Un challenge consiste aussi à envisager dans le futur des formes à libération prolongée. Des durées d’action de plusieurs semaines avec l’idée d’aboutir à une injection par mois ou par trimestre.

-Voies pulmonaire et orale, vectrices de challenges

Aujourd’hui, il existe un attrait certain de l’industrie pharmaceutique pour cette voie d’administration parce que les poumons ne sont pas faciles d’accès par voie intraveineuse et que cette voie non invasive présente de l’intérêt dans le traitement des pathologies respiratoires. Or l’aérosolisation provoque des stress physiques qui peuvent entraîner notamment l’agrégation des anticorps. Il est important de tenir compte des particules d’aérosol générées pour un dépôt pulmonaire optimal.

La problématique du maintien de l’intégrité des anticorps est omniprésente. D’une façon générale, il faut permettre un maintien de la concentration de la protéine assez longtemps pour que la relation anticorps-cible se poursuive dans la durée. Les anticorps ne sont pas des molécules inertes, ils peuvent interagir avec le matériel.

-Voie orale

Quant à l’administration d’anticorps par voie orale, elle est également envisagée et fait l’objet d’études. Elle constitue une véritable avancée à long terme avec son lot de questions technologiques à la clef, comme celle du passage de la barrière mucosale par exemple.

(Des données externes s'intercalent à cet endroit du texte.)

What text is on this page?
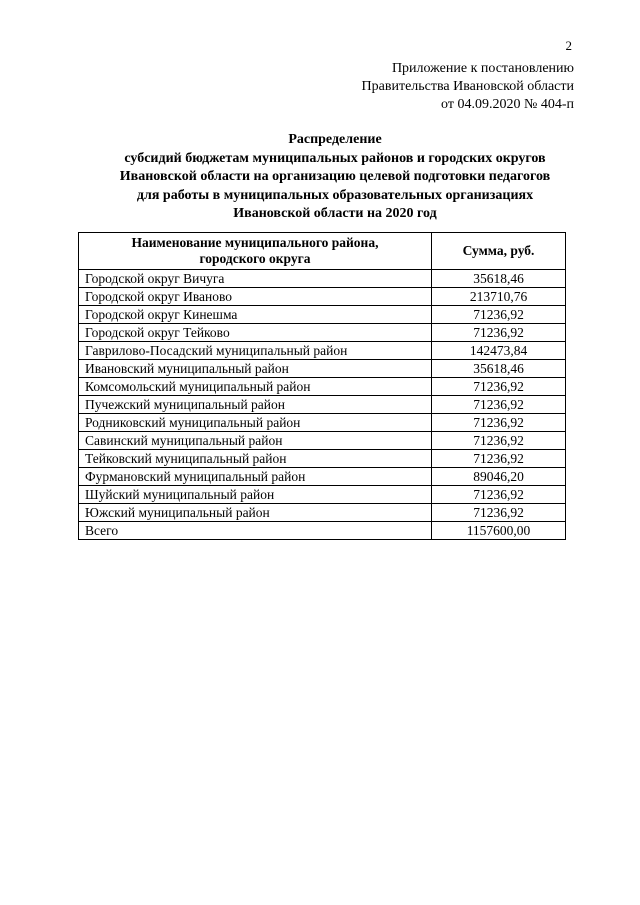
2
Приложение к постановлению
Правительства Ивановской области
от 04.09.2020 № 404-п
Распределение
субсидий бюджетам муниципальных районов и городских округов
Ивановской области на организацию целевой подготовки педагогов
для работы в муниципальных образовательных организациях
Ивановской области на 2020 год
Наименование муниципального района,
городского округа	Сумма, руб.
Городской округ Вичуга	35618,46
Городской округ Иваново	213710,76
Городской округ Кинешма	71236,92
Городской округ Тейково	71236,92
Гаврилово-Посадский муниципальный район	142473,84
Ивановский муниципальный район	35618,46
Комсомольский муниципальный район	71236,92
Пучежский муниципальный район	71236,92
Родниковский муниципальный район	71236,92
Савинский муниципальный район	71236,92
Тейковский муниципальный район	71236,92
Фурмановский муниципальный район	89046,20
Шуйский муниципальный район	71236,92
Южский муниципальный район	71236,92
Всего	1157600,00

Les anticorps monoclonaux diffusent dans tout l’organisme mais ne passent pas la barrière hémato-encéphalique.

GROSSESSE & ALLAITEMENT

Les études réalisées chez l’animal ont mis en évidence une toxicité conduisant à des malformations fœtales justifiant de contre-indiquer les anticorps monoclonaux au cours de la grossesse et chez les femmes en âge de procréer.
Ainsi, chez ces dernières, une méthode de contraception efficace devra être proposée pendant le traitement et les mois qui suivent son arrêt.
Cependant, en cas de nécessité absolue, un traitement pourra être initié après évaluation très fine des bénéfices attendus pour la mère et des risques éventuels pour le fœtus.

CHEZ L’HOMME

Si le traitement est prescrit à un homme, une congélation du sperme pourra être proposée avant son instauration. Le cas échéant, une contraception efficace devra être envisagée.

LES INTERACTIONS MÉDICAMENTEUSES

Elles sont rares et peu nombreuses.
Cependant, il convient de ne pas associer de molécules anti-angiogéniques entre elles. Ds cas d’hypertension (avec poussées hypertensives), une atteinte rénale associée à une hyper-créatininémie ainsi que des symptômes neurologiques ont été observés chez certains patients.